When you are seriously fishing and running three lines on the troll, you are busy. The herring strip has to have the right action and be checked repeatedly for weed if the water is littered. The strip has to be changed regularly. The treble hooks have to be sharpened to hold a strike and the depth of your bait requires repeated changing in order to locate the level the salmon are at. Also, with the time for the tide change, and the Solunar Tables for bite times, these critical events dictate a further frenzy of activity to get the location right and a effective and straight run.

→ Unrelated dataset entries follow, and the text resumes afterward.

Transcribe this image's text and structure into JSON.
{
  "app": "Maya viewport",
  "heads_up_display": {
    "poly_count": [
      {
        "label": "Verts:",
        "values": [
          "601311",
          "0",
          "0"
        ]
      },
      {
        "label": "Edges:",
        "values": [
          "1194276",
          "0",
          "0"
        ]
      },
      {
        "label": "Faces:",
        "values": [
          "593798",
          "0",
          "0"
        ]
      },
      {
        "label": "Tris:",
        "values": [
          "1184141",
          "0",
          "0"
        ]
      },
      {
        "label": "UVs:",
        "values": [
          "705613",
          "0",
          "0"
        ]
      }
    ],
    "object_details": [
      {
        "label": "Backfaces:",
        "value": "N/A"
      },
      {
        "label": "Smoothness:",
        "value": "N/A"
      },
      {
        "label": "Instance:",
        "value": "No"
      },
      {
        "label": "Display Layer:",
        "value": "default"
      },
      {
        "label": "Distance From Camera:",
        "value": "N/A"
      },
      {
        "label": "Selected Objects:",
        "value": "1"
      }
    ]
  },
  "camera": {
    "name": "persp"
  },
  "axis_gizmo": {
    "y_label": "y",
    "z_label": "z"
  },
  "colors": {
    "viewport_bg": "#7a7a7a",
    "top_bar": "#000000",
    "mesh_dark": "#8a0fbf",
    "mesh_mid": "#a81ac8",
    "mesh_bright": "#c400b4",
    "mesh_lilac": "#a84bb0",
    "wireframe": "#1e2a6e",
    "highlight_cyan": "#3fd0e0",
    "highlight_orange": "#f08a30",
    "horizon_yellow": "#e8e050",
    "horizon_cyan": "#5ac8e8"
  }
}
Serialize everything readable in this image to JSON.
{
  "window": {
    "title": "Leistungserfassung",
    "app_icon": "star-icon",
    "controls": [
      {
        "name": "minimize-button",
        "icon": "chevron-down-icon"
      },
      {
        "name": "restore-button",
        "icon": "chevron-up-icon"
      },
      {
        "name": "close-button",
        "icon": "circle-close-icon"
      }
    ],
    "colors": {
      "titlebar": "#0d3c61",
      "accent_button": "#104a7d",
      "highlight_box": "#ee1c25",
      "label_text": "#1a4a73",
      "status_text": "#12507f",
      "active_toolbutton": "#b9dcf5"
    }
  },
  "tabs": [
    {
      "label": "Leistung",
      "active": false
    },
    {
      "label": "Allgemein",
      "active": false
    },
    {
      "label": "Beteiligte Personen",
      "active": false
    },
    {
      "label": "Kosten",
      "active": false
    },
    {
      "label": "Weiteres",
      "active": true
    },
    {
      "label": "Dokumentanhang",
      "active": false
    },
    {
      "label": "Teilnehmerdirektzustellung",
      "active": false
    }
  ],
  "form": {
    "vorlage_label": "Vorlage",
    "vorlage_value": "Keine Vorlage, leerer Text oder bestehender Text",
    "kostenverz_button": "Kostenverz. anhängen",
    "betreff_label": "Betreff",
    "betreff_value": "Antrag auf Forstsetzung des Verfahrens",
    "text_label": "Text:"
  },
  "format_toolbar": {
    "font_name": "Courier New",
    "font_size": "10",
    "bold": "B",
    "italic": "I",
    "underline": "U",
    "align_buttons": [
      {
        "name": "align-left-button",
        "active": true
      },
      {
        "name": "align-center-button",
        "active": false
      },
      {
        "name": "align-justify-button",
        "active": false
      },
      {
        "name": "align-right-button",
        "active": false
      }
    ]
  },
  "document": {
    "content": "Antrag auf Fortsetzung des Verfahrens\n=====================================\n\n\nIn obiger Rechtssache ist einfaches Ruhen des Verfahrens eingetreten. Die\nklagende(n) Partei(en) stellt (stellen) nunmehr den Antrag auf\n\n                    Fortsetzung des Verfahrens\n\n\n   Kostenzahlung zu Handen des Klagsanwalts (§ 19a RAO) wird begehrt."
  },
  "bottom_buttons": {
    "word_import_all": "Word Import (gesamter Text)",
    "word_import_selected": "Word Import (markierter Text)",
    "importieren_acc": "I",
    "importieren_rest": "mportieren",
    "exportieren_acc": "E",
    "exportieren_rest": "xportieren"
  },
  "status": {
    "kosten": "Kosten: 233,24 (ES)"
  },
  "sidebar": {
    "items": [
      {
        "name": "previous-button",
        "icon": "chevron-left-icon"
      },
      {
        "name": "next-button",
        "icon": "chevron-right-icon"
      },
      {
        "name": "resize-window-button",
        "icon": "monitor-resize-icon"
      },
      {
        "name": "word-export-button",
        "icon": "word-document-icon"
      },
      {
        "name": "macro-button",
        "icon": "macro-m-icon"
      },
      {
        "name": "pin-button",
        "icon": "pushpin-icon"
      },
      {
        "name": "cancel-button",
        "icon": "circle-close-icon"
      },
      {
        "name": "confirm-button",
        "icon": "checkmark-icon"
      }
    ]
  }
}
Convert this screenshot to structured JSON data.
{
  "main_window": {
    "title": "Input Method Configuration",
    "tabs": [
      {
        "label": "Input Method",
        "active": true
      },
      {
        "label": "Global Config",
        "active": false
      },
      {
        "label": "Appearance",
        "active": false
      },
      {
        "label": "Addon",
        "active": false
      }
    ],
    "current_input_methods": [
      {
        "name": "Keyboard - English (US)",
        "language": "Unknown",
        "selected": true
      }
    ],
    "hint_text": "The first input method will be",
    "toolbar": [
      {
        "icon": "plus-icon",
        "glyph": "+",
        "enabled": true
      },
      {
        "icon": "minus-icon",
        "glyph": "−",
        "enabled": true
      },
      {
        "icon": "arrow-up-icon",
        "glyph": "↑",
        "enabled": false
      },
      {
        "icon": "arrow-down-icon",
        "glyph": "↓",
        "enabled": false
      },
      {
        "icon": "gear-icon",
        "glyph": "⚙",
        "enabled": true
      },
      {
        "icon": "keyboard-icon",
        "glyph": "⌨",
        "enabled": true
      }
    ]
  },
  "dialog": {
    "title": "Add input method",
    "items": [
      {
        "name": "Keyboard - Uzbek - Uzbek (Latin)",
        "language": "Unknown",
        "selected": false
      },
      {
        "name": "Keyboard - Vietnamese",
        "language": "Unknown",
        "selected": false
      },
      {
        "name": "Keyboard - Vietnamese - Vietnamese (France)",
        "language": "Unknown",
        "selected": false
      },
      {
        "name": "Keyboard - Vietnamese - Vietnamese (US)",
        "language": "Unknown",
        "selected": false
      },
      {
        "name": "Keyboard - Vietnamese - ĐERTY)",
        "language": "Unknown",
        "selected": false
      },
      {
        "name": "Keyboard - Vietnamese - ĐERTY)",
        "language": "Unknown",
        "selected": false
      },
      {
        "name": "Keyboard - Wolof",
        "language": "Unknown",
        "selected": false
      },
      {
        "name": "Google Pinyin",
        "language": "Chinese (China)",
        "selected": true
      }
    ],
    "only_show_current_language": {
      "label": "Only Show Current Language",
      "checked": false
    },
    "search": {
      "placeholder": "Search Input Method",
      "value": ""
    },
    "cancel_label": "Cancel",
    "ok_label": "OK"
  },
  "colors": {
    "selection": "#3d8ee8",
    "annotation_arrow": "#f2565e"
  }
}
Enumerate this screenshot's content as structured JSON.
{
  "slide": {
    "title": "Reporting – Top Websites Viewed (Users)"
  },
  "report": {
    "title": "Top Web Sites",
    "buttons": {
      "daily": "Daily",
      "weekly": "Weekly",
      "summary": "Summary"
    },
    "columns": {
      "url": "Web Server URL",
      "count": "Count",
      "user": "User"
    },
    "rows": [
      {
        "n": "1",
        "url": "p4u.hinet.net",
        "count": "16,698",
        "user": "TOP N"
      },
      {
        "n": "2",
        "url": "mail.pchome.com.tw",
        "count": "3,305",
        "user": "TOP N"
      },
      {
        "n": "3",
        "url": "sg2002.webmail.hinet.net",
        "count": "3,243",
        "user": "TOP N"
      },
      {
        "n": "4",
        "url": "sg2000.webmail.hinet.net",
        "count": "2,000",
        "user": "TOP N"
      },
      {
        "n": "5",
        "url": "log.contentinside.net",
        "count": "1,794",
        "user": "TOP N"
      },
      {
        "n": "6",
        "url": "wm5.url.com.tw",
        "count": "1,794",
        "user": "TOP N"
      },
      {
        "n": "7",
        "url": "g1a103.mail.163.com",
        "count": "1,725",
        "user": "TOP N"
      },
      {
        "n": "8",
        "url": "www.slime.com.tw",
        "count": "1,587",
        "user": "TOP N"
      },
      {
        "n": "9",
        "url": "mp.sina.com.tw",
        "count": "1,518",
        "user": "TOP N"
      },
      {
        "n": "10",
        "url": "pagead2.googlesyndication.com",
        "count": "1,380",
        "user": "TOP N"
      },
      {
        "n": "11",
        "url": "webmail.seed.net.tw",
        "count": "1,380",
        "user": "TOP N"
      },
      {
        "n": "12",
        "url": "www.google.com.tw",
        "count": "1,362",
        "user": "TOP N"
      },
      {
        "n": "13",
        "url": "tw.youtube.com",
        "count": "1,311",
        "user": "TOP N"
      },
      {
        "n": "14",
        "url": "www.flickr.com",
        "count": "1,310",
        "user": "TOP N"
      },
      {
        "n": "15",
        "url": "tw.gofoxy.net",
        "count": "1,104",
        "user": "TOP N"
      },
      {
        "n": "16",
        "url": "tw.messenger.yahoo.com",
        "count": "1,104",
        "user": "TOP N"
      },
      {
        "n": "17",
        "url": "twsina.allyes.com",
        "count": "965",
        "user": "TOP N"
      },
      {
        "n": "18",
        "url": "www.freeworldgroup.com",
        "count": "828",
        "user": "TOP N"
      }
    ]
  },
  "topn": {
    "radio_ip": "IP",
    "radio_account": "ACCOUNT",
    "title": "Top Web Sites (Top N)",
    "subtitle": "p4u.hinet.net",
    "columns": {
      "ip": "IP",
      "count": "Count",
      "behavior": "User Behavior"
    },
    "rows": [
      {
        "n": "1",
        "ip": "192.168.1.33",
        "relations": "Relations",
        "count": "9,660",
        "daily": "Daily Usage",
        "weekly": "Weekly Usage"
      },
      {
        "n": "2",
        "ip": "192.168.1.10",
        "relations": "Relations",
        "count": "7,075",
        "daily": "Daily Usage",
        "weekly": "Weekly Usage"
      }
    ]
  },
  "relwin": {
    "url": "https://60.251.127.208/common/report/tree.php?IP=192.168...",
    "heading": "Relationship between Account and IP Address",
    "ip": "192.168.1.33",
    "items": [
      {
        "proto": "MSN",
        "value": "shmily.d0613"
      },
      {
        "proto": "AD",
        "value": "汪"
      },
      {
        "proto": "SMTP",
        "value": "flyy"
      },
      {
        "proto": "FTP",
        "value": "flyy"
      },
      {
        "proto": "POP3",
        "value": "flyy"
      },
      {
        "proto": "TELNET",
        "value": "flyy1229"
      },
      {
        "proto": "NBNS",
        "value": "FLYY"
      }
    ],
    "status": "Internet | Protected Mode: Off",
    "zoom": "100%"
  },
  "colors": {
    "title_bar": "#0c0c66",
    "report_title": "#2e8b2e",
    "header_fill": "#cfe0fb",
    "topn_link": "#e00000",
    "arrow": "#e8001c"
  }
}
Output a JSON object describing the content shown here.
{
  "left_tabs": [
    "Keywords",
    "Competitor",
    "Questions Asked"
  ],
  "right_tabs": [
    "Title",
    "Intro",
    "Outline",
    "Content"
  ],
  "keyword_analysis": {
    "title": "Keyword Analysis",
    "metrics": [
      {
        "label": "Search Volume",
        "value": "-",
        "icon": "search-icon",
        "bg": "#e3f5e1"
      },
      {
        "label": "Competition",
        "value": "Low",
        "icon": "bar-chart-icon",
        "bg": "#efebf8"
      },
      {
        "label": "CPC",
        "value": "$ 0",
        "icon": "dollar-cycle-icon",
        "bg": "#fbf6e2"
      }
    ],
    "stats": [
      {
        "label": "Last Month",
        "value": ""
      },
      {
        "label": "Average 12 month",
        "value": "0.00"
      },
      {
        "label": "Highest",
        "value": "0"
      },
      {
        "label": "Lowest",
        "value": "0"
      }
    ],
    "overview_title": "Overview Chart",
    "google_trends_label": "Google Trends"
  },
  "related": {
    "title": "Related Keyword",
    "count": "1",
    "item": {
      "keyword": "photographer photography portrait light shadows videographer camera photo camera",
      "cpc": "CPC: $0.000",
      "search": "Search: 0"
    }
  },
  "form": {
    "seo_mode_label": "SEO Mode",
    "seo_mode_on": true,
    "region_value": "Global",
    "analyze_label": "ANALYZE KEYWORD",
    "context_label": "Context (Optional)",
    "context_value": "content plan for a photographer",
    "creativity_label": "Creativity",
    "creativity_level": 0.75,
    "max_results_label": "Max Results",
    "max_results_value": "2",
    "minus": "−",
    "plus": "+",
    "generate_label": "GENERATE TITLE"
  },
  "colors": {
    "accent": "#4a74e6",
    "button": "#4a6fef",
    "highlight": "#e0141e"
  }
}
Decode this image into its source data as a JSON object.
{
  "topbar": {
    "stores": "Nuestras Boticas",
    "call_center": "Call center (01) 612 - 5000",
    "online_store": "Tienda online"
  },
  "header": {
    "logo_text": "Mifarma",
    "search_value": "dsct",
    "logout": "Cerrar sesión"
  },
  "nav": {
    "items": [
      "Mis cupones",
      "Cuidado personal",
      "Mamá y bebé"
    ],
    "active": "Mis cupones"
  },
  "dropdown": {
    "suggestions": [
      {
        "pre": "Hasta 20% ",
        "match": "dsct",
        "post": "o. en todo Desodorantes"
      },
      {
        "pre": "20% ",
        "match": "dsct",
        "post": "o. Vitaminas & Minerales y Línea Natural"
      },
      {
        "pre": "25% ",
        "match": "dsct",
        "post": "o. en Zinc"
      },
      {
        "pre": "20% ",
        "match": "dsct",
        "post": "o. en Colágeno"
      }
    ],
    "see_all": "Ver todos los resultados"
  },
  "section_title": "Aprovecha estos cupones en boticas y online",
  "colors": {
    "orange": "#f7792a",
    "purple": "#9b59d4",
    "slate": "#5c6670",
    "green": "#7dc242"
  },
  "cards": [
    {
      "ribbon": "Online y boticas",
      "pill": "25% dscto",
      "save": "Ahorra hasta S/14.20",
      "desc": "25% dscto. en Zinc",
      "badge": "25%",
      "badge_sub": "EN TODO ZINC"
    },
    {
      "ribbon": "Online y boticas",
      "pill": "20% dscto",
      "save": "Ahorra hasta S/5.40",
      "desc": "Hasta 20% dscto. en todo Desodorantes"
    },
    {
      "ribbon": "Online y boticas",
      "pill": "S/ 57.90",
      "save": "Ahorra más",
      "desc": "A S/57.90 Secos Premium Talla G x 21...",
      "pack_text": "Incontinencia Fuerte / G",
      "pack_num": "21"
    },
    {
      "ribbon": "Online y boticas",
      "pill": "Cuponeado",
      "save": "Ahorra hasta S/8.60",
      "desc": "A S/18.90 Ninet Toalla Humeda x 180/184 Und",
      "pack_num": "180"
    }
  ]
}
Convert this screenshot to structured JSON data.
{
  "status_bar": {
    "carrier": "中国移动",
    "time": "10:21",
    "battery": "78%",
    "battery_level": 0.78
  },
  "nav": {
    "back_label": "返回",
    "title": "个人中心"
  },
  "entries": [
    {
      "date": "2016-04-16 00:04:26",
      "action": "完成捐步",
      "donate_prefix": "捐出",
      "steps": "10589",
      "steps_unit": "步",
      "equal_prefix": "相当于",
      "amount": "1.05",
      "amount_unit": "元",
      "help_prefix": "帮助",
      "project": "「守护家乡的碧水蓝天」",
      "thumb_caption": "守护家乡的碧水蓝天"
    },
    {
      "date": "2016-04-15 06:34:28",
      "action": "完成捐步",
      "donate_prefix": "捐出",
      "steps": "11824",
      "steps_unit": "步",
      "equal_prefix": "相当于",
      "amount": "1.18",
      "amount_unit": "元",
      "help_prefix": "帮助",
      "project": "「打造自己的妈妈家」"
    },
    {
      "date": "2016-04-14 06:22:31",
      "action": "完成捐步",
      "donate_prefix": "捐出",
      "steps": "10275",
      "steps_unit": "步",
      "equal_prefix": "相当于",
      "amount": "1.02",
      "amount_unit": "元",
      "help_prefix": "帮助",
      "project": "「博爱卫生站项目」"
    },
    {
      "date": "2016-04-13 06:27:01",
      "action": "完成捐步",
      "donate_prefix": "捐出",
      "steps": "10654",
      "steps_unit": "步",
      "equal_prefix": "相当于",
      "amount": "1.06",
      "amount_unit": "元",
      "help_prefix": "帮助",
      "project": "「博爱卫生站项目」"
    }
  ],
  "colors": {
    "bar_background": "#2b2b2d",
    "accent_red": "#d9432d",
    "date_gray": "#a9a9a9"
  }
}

Moreover, all the other boats are vying for what seems the best position, and scanning the horizon, looking to see who is catching fish, and where, and what gulls are showing a herring or bait ball being pushed to the surface by underlying fish. Steering through tide whirlpools and missing depth changes can lead to line tangles, loss of gear on the bottom, and loss of precious fishing time. How then, given this activity, is it possible to dovetail time for coffee? Boat coffee is the answer. In our family it was famous . Made with a kettle on the propane stove in the midst of this frenzy, water not necessarily quite boiled,poured in a plastic cup with instant coffee dashed in, sugar dashed in, and the white powdered peril added. Usually stirred with a screwdriver or pencil. The boat is always damp, so the coffee in the jar, the whitener and the sugar were always caked a bit, so have to be levered out with the screwdriver or the fish knife. You may find this hard to believe, but in the great scheme of things, boat coffee is delicious. The alternative was Chicken in a Mug. It's not really chicken and we didn't have a mug. The water was always just warm enough to mix the powder. It was a salty concoction of dubious chemical composition and was equally caked to a semi-hard concrete consistency in the jar. It's relationship to a chicken may be suspect. Nevertheless it was good on a cold winter morning on the bounding main and gave one a feeling of satisfaction and satiation. It just goes to show that it's not what you eat, but where you eat it, and with whom you eat, that really matters.